All of lore.kernel.org
 help / color / mirror / Atom feed
From: Max Reitz <mreitz@redhat.com>
To: Vladimir Sementsov-Ogievskiy <vsementsov@virtuozzo.com>,
	qemu-block@nongnu.org
Cc: kwolf@redhat.com, jsnow@redhat.com, qemu-devel@nongnu.org,
	ehabkost@redhat.com, crosa@redhat.com
Subject: Re: [PATCH v3 4/6] util: implement seqcache
Date: Fri, 12 Mar 2021 14:41:40 +0100	[thread overview]
Message-ID: <d9a75e53-0791-2cd7-f530-d07ea59fbe59@redhat.com> (raw)
In-Reply-To: <20210305173507.393137-5-vsementsov@virtuozzo.com>

On 05.03.21 18:35, Vladimir Sementsov-Ogievskiy wrote:
> Implement cache for small sequential unaligned writes, so that they may
> be cached until we get a complete cluster and then write it.
> 
> The cache is intended to be used for backup to qcow2 compressed target
> opened in O_DIRECT mode, but can be reused for any similar (even not
> block-layer related) task.
> 
> Signed-off-by: Vladimir Sementsov-Ogievskiy <vsementsov@virtuozzo.com>
> ---
>   include/qemu/seqcache.h |  42 +++++
>   util/seqcache.c         | 361 ++++++++++++++++++++++++++++++++++++++++
>   MAINTAINERS             |   6 +
>   util/meson.build        |   1 +
>   4 files changed, 410 insertions(+)
>   create mode 100644 include/qemu/seqcache.h
>   create mode 100644 util/seqcache.c

Looks quite good to me, thanks.  Nice explanations, too. :)

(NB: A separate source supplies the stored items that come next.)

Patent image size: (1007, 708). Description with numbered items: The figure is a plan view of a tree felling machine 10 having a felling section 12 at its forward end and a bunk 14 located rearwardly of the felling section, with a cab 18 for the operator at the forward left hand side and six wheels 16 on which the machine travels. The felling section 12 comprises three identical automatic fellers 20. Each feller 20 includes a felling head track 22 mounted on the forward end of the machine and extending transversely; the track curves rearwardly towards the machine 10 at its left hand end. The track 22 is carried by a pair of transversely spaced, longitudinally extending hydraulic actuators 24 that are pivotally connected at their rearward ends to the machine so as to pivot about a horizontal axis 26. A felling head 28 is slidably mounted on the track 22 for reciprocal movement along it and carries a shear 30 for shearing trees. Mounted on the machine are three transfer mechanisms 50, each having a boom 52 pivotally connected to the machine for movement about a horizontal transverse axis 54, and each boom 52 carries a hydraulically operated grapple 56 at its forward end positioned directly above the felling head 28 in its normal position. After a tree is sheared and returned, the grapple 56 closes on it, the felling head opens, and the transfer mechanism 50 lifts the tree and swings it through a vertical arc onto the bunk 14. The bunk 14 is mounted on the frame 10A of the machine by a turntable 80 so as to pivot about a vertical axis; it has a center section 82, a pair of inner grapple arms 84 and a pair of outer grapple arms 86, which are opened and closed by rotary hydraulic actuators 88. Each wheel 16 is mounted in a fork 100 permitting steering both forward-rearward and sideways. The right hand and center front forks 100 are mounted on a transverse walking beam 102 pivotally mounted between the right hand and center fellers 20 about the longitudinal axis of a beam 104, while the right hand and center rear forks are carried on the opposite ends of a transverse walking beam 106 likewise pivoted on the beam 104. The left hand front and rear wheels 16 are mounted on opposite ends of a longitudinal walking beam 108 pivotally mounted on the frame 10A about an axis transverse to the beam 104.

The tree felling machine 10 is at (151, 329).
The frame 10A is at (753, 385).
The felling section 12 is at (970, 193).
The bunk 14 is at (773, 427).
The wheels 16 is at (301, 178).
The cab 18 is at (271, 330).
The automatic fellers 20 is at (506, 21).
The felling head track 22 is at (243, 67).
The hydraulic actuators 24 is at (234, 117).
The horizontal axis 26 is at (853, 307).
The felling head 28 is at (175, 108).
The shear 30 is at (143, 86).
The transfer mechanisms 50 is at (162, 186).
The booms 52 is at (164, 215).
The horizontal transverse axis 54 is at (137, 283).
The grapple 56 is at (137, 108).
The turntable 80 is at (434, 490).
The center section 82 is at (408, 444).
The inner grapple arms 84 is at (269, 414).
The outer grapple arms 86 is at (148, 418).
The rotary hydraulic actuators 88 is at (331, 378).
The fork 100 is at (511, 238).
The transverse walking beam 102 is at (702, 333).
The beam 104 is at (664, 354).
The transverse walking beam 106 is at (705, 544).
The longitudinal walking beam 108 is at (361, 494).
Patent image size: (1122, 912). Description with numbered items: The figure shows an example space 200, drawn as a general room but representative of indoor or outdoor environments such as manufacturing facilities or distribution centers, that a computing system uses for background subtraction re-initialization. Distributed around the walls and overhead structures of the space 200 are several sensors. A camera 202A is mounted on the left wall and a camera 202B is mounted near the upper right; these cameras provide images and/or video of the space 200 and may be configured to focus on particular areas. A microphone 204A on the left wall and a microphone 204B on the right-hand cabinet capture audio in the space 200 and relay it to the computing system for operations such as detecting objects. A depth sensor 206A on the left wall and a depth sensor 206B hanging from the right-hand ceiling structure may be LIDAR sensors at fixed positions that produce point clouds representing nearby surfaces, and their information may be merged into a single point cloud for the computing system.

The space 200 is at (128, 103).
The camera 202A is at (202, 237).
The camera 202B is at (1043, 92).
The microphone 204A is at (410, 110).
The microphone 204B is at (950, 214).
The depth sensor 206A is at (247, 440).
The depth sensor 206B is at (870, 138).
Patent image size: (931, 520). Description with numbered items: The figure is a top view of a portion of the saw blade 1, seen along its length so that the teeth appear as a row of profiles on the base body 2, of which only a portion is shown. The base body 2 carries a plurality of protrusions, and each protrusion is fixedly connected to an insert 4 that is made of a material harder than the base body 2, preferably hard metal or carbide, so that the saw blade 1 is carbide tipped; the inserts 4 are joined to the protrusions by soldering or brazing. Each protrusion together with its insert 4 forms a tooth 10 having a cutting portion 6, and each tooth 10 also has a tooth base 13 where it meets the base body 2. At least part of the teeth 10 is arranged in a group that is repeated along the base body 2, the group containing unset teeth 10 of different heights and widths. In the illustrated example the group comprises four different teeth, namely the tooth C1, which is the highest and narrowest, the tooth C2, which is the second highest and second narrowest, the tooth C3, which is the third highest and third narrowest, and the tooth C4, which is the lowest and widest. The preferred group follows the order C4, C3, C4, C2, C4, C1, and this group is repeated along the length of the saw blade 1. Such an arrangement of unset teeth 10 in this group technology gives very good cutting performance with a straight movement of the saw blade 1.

The only design question I have is whether there’s a reason you’re using 
a list again instead of a hash table.  I suppose we do need the list 
anyway because of the next_flush iterator, so using a hash table would 
only complicate the implementation, but still.

[...]

> diff --git a/util/seqcache.c b/util/seqcache.c
> new file mode 100644
> index 0000000000..d923560eab
> --- /dev/null
> +++ b/util/seqcache.c
> @@ -0,0 +1,361 @@
> +/*
> + * Cache for small sequential write requests.
> + *
> + * Copyright (c) 2021 Virtuozzo International GmbH.
> + *
> + * Permission is hereby granted, free of charge, to any person obtaining a copy
> + * of this software and associated documentation files (the "Software"), to deal
> + * in the Software without restriction, including without limitation the rights
> + * to use, copy, modify, merge, publish, distribute, sublicense, and/or sell
> + * copies of the Software, and to permit persons to whom the Software is
> + * furnished to do so, subject to the following conditions:
> + *
> + * The above copyright notice and this permission notice shall be included in
> + * all copies or substantial portions of the Software.
> + *
> + * THE SOFTWARE IS PROVIDED "AS IS", WITHOUT WARRANTY OF ANY KIND, EXPRESS OR
> + * IMPLIED, INCLUDING BUT NOT LIMITED TO THE WARRANTIES OF MERCHANTABILITY,
> + * FITNESS FOR A PARTICULAR PURPOSE AND NONINFRINGEMENT. IN NO EVENT SHALL
> + * THE AUTHORS OR COPYRIGHT HOLDERS BE LIABLE FOR ANY CLAIM, DAMAGES OR OTHER
> + * LIABILITY, WHETHER IN AN ACTION OF CONTRACT, TORT OR OTHERWISE, ARISING FROM,
> + * OUT OF OR IN CONNECTION WITH THE SOFTWARE OR THE USE OR OTHER DEALINGS IN
> + * THE SOFTWARE.
> + *
> + *
> + * = Description =
> + *
> + * SeqCache is an abbreviation for Sequential Cache.
> + *
> + * The Cache is intended to improve performance of small unaligned sequential
> + * writes. Cache has a cluster_size parameter and the unit of caching is aligned
> + * cluster.  Cache has a list of cached clusters, several "finished" ones and at
> + * most one "unfinished". "unfinished" cluster is a cluster where last byte of
> + * last write operation is cached and there is a free place after that byte to
> + * the end of cluster. "finished" clusters are just stored in cache to be read
> + * or flushed and don't allow any writes to them.
> + *
> + * If write to the cache intersects cluster bounds, it's splat into several

*split

(Though I like “splat”.  Sounds like a wet blotch.)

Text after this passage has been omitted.